Ülke içerisinde “tek adamlık” üzerinden başlatılan “diktatör” inşa sürecine, Kadife darbe stratejisine uygun olarak yurt dışında, özellikle Avrupa medyasında ve bazı devlet ricalı tarafından “diktatör” kelimesi kullanılarak katkıda bulunulmuştur. Cumhurbaşkanı Erdoğan, gittiği her yerde, yaptığı tüm konuşmalarda bu konuyu özel olarak gündeme getirmiş olması duyduğu rahatsızlıktan dolayı olmalıdır:
“…Gazetelerinizle iki de bir ‘diktatör, diktatör, diktatör’ diyorsunuz.” “Erdoğan’a ‘diktatör’ deme özgürlüğünüz var, Erdoğan’ın size ‘Faşist’ deme veya ‘Nazi’ deme özgürlüğü yok.7 Türkiye Cumhuriyeti’nin cumhurbaşkanına diktatör diyeceksin, bunlara faşist dediğimiz zaman beyler rahatsız oluyor. Faşistsiniz faşist…”8 . Cumhurbaşkanı Erdoğan’ın “…Siz böyle davranmaya devam ederseniz yarın dünyanın hiçbir yerinde, hiçbir Avrupalı, hiçbir Batılı güvenle huzurla sokağa adım atamaz. Bu tehlikeli yolu açarsanız en büyük zararı siz görürsünüz.”… “ Hayırdır, Vatikan’da niye bir araya geldiniz? Papa’nın huzurunda niye bir araya geldiniz? Papa ne zamandan beri Avrupa Birliği üyesi oldu? Ah, Haçlı ittifakı kendini eninde sonunda gösterdi; bu, budur.”9 şeklinde yaptığı konuşmalar, Batıyı tehdit eden bir “diktatör”(!) olarak yorumlanıp Batı medyası ve yöneticileri tarafından Batı kamuoyuna duyurulmaktadır. Nitekim “dostum”, “arkadaşım” dediği bazı batılı yöneticilerin “diktatör”, “küstah” kavramlarını kullanarak Cumhurbaşkanı Erdoğan’ı suçlamaları, Türkiye’de bir “diktatörün” var olduğuna(!), bir taraftan Batı kamuoyunu inandırmak diğer taraftan da içerdeki kadife darbecilere destek ve moral vermek içindir:
“Almanya Cumhurbaşkanı Steinmeier iyi arkadaş olduğumuz hâlde bir açıklama yaptı. Beni hedef alan bir açıklama… Başkan Donald Tusk, o da benim çok iyi dostum olmasına rağmen o bile baktım aleyhte açıklama yapıyor. …Hele hele genişlemeden sorumlu zat, bizler için ‘küstah’ tabirini kullanıyor.”10 Türkiye’deki Anayasa değişikliğiyle ilgili Venedik Komisyonu’nun raporunda, “demokratik sistemden vazgeçiyor otoriter bir sisteme geçiyor Türkiye. Bu anayasayla AB üyesi olamaz...”11 denmiş olması, Türkiye’ye karşı açılmış çok geniş kampanyanın varlığını göstermektedir.
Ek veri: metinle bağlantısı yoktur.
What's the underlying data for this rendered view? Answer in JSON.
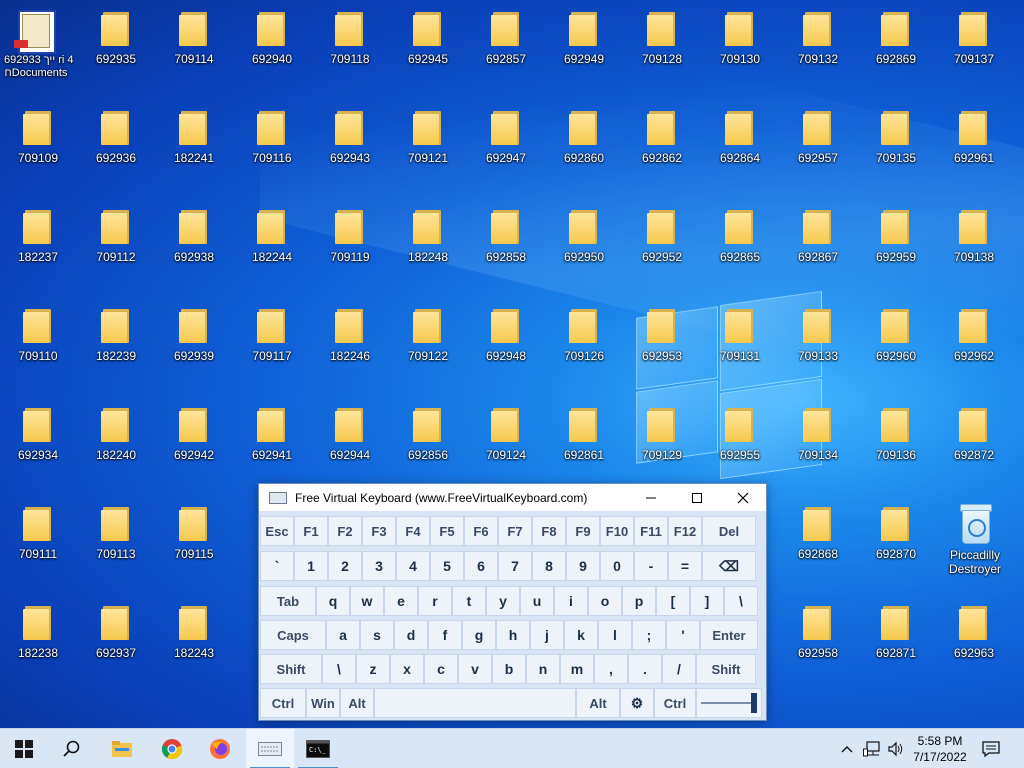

Referandum Sürecinde AKP’nin “Gerilim Stratejisine” Karşı CHP’nin “Barış Stratejisi”
Sosyal hadiseleri incelerken iç, bölgesel ve küresel dinamikler mutlaka göz önüne alınmalıdır. Dış dinamikler, ancak iç dinamiklerle uyum sağlamışsa etkili olabilir. Bu nedenle her olumsuz işi, suçu, sadece dış dinamiklere bağlayarak izah etmek gerçekçi bir yaklaşım değildir. Eğer Kadife Darbeciler, bu ülkede uygun zemin bulabiliyorsa, bunun nedeni, iç dinamiklerin buna uygun olmasıdır. Bu noktada ana sorumlu, siyasal iktidarlardır; onların yaptıkları hatalardır. Tüm Kadife Darbelerde izlenen stratejide, seçime doğru gerilim ortamı inşa edilip gerilim kademeli bir şekilde yükseltilmiştir. Türkiye’de Kadife Darbeciler, Oslo Görüşmelerinin deşifre edilmesinden 7 Haziran 2015 Milletvekili seçimine kadar kontrollü gerilim stratejisi uygulamışlardır. Kontrollü Gerilim Stratejisi tabirini kullanmamızın nedeni, işlerine geldiği zaman, gerilimi yükseltmeye, AK Parti’nin işine geldiği zaman da, gerilimi düşürmeye çalışmışlardır. Taksim Gezi Parkı operasyonundan mahalli seçimler sonuna kadar Kadife Darbeciler, gerilimin yükselmesinden fayda ummuşlar; fakat süreç, AK Parti’nin işine yaramıştır. Cumhurbaşkanı seçim sürecinin başlamasından 7 Haziran 2015 genel seçimleri sonuna kadar Kadife Darbeciler, AK Parti’nin aksine, gerilimi düşürmeye çalışmışlardır.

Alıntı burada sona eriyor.